Most maintenance tasks periodically remove out-of-date data from the Configuration Manager database. Reducing the size of the database by removing unnecessary data improves the performance and the integrity of the database, which increases the efficiency of the site and hierarchy. Other tasks, such as Rebuild Indexes, help maintain the database efficiency, while some, such as the Backup Site Server task, help you prepare for disaster recovery.

Important
When you plan the schedule of any task that deletes data, consider the use of that data across the hierarchy. When a task that deletes data runs at a site, the information is removed from the Configuration Manager database, and this change replicates to all sites in the hierarchy. This can affect other tasks that rely on that data. For example, at the central administration site, you might configure Discovery to run one time per month to identify non-client computers, and plan to install the Configuration Manager client to these computers within two weeks of their discovery. However, at one site in the hierarchy, an administrator configures the Delete Aged Discovery Data task to run every seven days with a result that seven days after non-client computers are discovered, they are deleted from the Configuration Manager database. Back at the central administration site, you prepare to push install the Configuration Manager client to these new computers on day 10. However, because the Delete Aged Discovery Data task has recently run and deleted data that is seven days or older, the recently discovered computers are no longer available in the database.

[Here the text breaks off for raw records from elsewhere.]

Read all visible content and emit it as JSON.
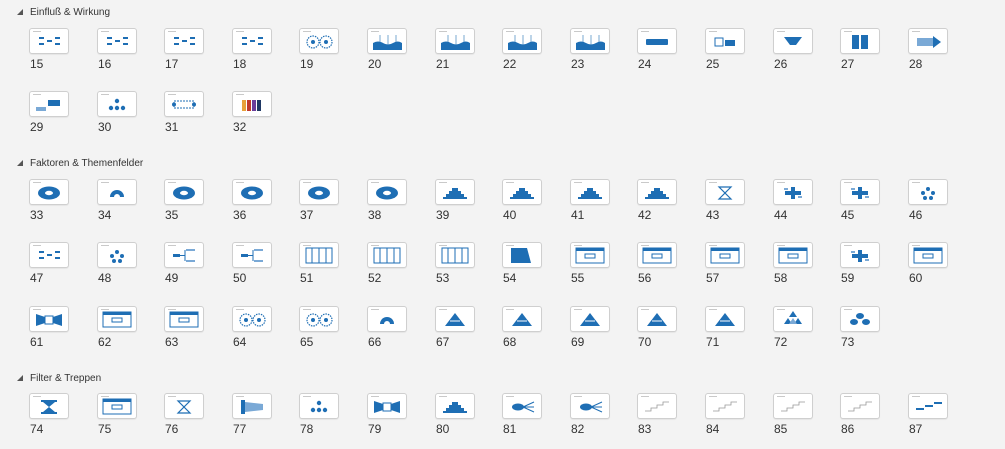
{
  "colors": {
    "accent": "#1e6eb4",
    "light": "#7aa9d6",
    "bg": "#f3f3f3"
  },
  "sections": [
    {
      "title": "Einfluß & Wirkung",
      "items": [
        {
          "n": "15",
          "t": "chart"
        },
        {
          "n": "16",
          "t": "chart"
        },
        {
          "n": "17",
          "t": "chart"
        },
        {
          "n": "18",
          "t": "chart"
        },
        {
          "n": "19",
          "t": "rings"
        },
        {
          "n": "20",
          "t": "wave"
        },
        {
          "n": "21",
          "t": "wave"
        },
        {
          "n": "22",
          "t": "wave"
        },
        {
          "n": "23",
          "t": "wave"
        },
        {
          "n": "24",
          "t": "bar"
        },
        {
          "n": "25",
          "t": "boxes"
        },
        {
          "n": "26",
          "t": "funnel"
        },
        {
          "n": "27",
          "t": "blocks"
        },
        {
          "n": "28",
          "t": "arrow"
        },
        {
          "n": "29",
          "t": "step"
        },
        {
          "n": "30",
          "t": "dots"
        },
        {
          "n": "31",
          "t": "cycle"
        },
        {
          "n": "32",
          "t": "color"
        }
      ]
    },
    {
      "title": "Faktoren & Themenfelder",
      "items": [
        {
          "n": "33",
          "t": "ellipse"
        },
        {
          "n": "34",
          "t": "semi"
        },
        {
          "n": "35",
          "t": "ellipse"
        },
        {
          "n": "36",
          "t": "ellipse"
        },
        {
          "n": "37",
          "t": "ellipse"
        },
        {
          "n": "38",
          "t": "ellipse"
        },
        {
          "n": "39",
          "t": "stack"
        },
        {
          "n": "40",
          "t": "stack"
        },
        {
          "n": "41",
          "t": "stack"
        },
        {
          "n": "42",
          "t": "stack"
        },
        {
          "n": "43",
          "t": "hourglass"
        },
        {
          "n": "44",
          "t": "cross"
        },
        {
          "n": "45",
          "t": "cross"
        },
        {
          "n": "46",
          "t": "ring5"
        },
        {
          "n": "47",
          "t": "chart"
        },
        {
          "n": "48",
          "t": "ring5"
        },
        {
          "n": "49",
          "t": "tree"
        },
        {
          "n": "50",
          "t": "tree"
        },
        {
          "n": "51",
          "t": "cols"
        },
        {
          "n": "52",
          "t": "cols"
        },
        {
          "n": "53",
          "t": "cols"
        },
        {
          "n": "54",
          "t": "solid"
        },
        {
          "n": "55",
          "t": "frame"
        },
        {
          "n": "56",
          "t": "frame"
        },
        {
          "n": "57",
          "t": "frame"
        },
        {
          "n": "58",
          "t": "frame"
        },
        {
          "n": "59",
          "t": "cross"
        },
        {
          "n": "60",
          "t": "frame"
        },
        {
          "n": "61",
          "t": "bow"
        },
        {
          "n": "62",
          "t": "frame"
        },
        {
          "n": "63",
          "t": "frame"
        },
        {
          "n": "64",
          "t": "rings"
        },
        {
          "n": "65",
          "t": "rings"
        },
        {
          "n": "66",
          "t": "semi"
        },
        {
          "n": "67",
          "t": "pyramid"
        },
        {
          "n": "68",
          "t": "pyramid"
        },
        {
          "n": "69",
          "t": "pyramid"
        },
        {
          "n": "70",
          "t": "pyramid"
        },
        {
          "n": "71",
          "t": "pyramid"
        },
        {
          "n": "72",
          "t": "tripyr"
        },
        {
          "n": "73",
          "t": "cloud"
        }
      ]
    },
    {
      "title": "Filter & Treppen",
      "items": [
        {
          "n": "74",
          "t": "hourglassblue"
        },
        {
          "n": "75",
          "t": "frame"
        },
        {
          "n": "76",
          "t": "hourglass"
        },
        {
          "n": "77",
          "t": "flag"
        },
        {
          "n": "78",
          "t": "dots"
        },
        {
          "n": "79",
          "t": "bow"
        },
        {
          "n": "80",
          "t": "stack"
        },
        {
          "n": "81",
          "t": "fan"
        },
        {
          "n": "82",
          "t": "fan"
        },
        {
          "n": "83",
          "t": "stairs"
        },
        {
          "n": "84",
          "t": "stairs"
        },
        {
          "n": "85",
          "t": "stairs"
        },
        {
          "n": "86",
          "t": "stairs"
        },
        {
          "n": "87",
          "t": "stairsblue"
        }
      ]
    }
  ]
}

After you install a Configuration Manager site, review the available maintenance tasks and enable those tasks that your operations require. Review the default schedule of each task, and when necessary, modify the schedule to fine-tune the maintenance task to fit your hierarchy and environment. Although the default schedule of each task should suit most environments, monitor the performance of your sites and database and expect to fine-tune tasks to increase your deployments’ efficiency. Plan to periodically review the site and database performance and to reconfigure maintenance tasks and their schedules to maintain that efficiency.

When to Perform Common Maintenance Tasks

About the Built-In Maintenance Tasks

Planning for Alerts

System Center 2012 Configuration Manager generates alerts that you can use to monitor the status of objects as they perform a task. Alerts can indicate a completed task, an interim status of a task, or the failure of a task.

Alerts are listed in several places in the Configuration Manager console. A complete list of alerts is provided in the Monitoring workspace in the Alerts node. The most recent active alerts are displayed in the Overview of the workspace that they are associated with. For example, select Assets and Compliance to see a list of the most recent alerts listed in the Assets and Compliance Overview. The list of the most recent alerts is updated whenever a new alert is generated or the state of an alert has changed for that workspace.